Stephen Barlow (Leo Genn) is a dedicated English high school teacher, who tutors coed teenager Barbara Vining (Glynis Johns) at home in the evening. His neurotic pretty American wife becomes jealous that Barbara has a crush on her hubby and chases her away. A rejected Barbara soon disappears, and Stephen becomes a suspect though there’s no reason to think he had anything to do with her disappearance. Nevertheless a scandal rocks the town as the gossips have a field day, and as a result the Barlow’s marriage turns rocky and his teaching career is threatened. Barbara’s father (Walter Fitzgerald), a sophisticated and reasonable man, is confused over her disappearance and tries to act rationally as a concerned parent, while Barbara’s frustrated aunt Evelyn (Pamela Brown), a neurotic old maid who was victimized by a love affair long ago that never worked out and lives with the Vinings, thinks the worse.
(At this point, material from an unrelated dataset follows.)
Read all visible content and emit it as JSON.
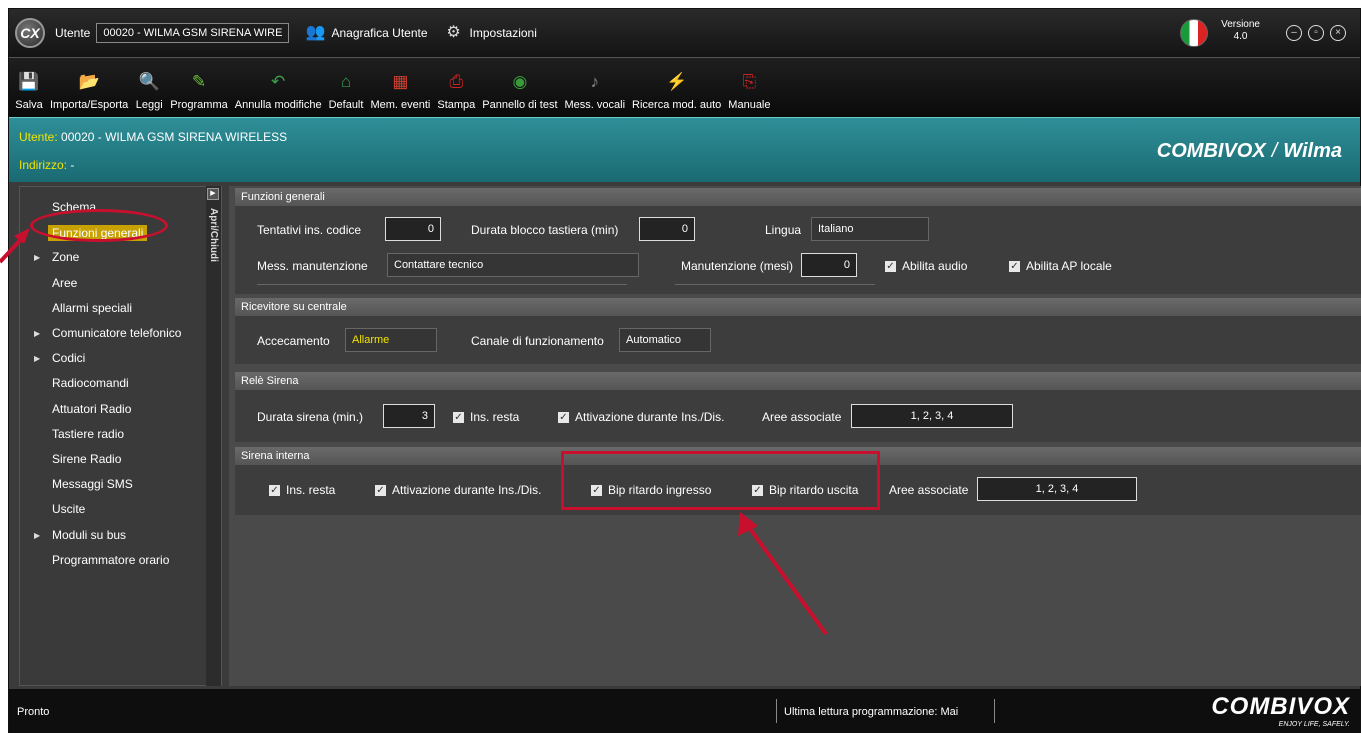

Barlow is accused by some of the more ignorant locals of committing a lurid crimes despite any evidence, until Barbara returns three days later and clears him–telling her understanding dad and mom (Megs Jenkins) that she ran away to London when she realized the man she loved only wanted to tutor her to pass the subject.

It makes much ado over nothing, but seems earnest in its depiction of a small-minded small-town mentality.